Conveniently, Rauf sees himself taking a leadership role in this fight against extremists of all stripes. He would build “a coalition of moderates from all of the faith traditions to combat the extremists — and I seek your help.”

This amounted to a commercial for the organization Rauf leads, the interdenominational Cordoba Initiative. “In every crisis,” the imam told his audience, “there’s an opportunity.” The opportunity this time: “I need a space, I want a space where the voice of the moderates can be amplified¿. In a paradoxical sense, or maybe in a poignant sense, this is an opportunity that we must capitalize on so that those who teach moderation will have a megahorn to preach.”

Rauf is already enjoying his “megahorn.” When Ted Sorensen rose to draw a comparison to John F. Kennedy’s efforts 50 years ago to build understanding between Protestants and Catholics, the imam joked: “Fortunately, Ted, I can’t run for U.S. president, since I was not born in this country.”

Certainly, the New York mosque controversy has gotten Rauf the amplified voice he seems to crave. But has it been worth stirring up anti-Muslim sentiment at home and anti-American feelings abroad?”

Comment:  And that is precisely what the Imam has done.  From my perspective I am all for this achievement, for it is about time all Americans recognize warrior Islam for what it is, and know the wolves who preach peace and compromise.

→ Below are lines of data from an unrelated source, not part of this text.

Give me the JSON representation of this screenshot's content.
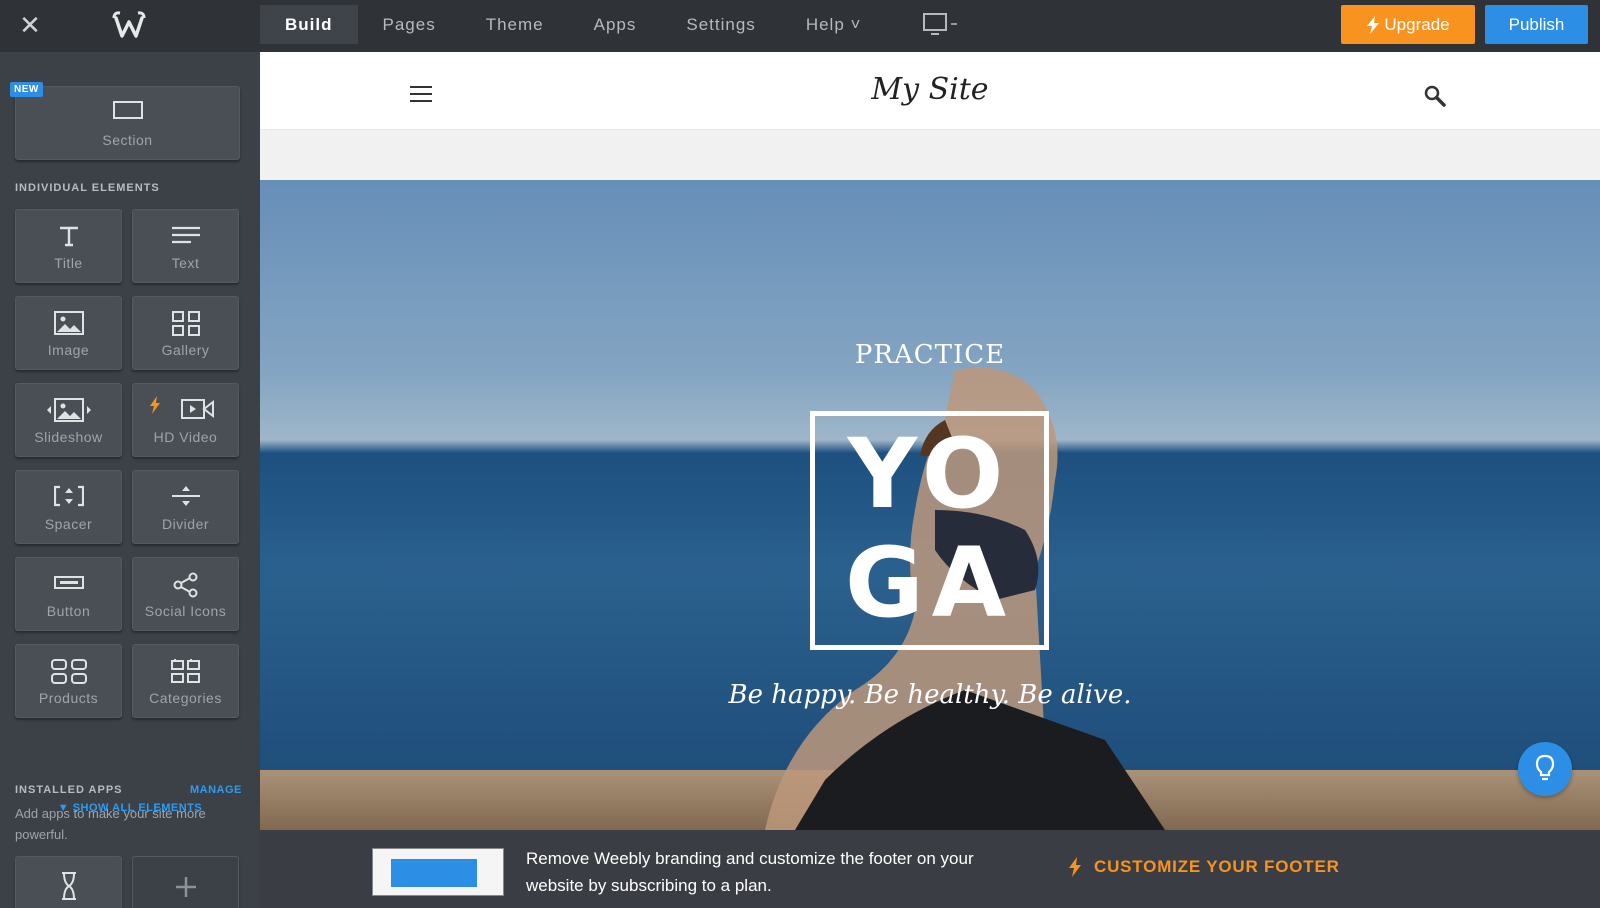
{
  "topbar": {
    "nav": [
      "Build",
      "Pages",
      "Theme",
      "Apps",
      "Settings",
      "Help ˅"
    ],
    "upgrade_label": "Upgrade",
    "publish_label": "Publish"
  },
  "sidebar": {
    "new_badge": "NEW",
    "section_label": "Section",
    "individual_heading": "INDIVIDUAL ELEMENTS",
    "elements": [
      "Title",
      "Text",
      "Image",
      "Gallery",
      "Slideshow",
      "HD Video",
      "Spacer",
      "Divider",
      "Button",
      "Social Icons",
      "Products",
      "Categories"
    ],
    "show_all": "SHOW ALL ELEMENTS",
    "installed_heading": "INSTALLED APPS",
    "manage": "MANAGE",
    "apps_desc": "Add apps to make your site more powerful."
  },
  "site": {
    "title": "My Site",
    "practice": "PRACTICE",
    "yoga_line1": "YO",
    "yoga_line2": "GA",
    "tagline": "Be happy. Be healthy. Be alive."
  },
  "footer": {
    "message": "Remove Weebly branding and customize the footer on your website by subscribing to a plan.",
    "cta": "CUSTOMIZE YOUR FOOTER"
  },
  "colors": {
    "upgrade": "#f7931e",
    "publish": "#2d8ee6",
    "sidebar_bg": "#3c4147"
  }
}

Why aren’t Christians and Jews demanding to sell and build  Christian and Jewish things in Muslimland, starting with Saudi Arabia?

Make a list of those  who stand FOR  the building of an Islamic victory statement in the space  hallowed by  Islamic wretchedness!   Know them.  Defeat them. 

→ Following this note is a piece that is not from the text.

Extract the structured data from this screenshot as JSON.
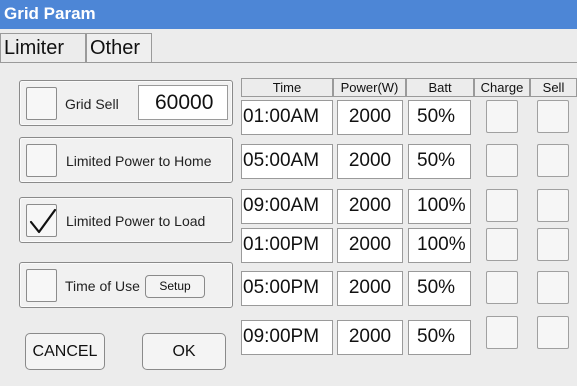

What would we have thought of Persident Kennedy if he had allowed  Generalissimo Tojo’s son to build a Shinto temple a block away from the  wrecked Arizona at a time when there were a billion Shintoists in the world many, perhaps even a majority, salivating at the mouth  at the possibility of replacing American values with twelfth century  Japanese warrior culture codes?

Why do we tolerate this from President Barack Hussein Obama? 

This  Obama equates Islam with other religions.  What other religion was involved in the slaughter of 2,700 human beings doing their daily work at the World Trade Center on September 11, 2001?     

Yet he and many of his fellow Democrats accuse those who oppose the building of the Islamic victory mosque at Ground Zero, as bigots.

If someone wants to know what bigotry really is, let’s send him or her to Saudi Arabia or Iran or nearly any Islamic country of their choice as a celebration for their ignorance.   Politically active American gays and  feminists should be particularly encouraged to go for the experience.  

Islam, as practiced in most places in the world today, is the enemy of  democracy and anything associated with it, most of all, the search for truth and  knowledge,  basic in a free society. 

Why are so many Leftwing American politicians encouraging its invasion here?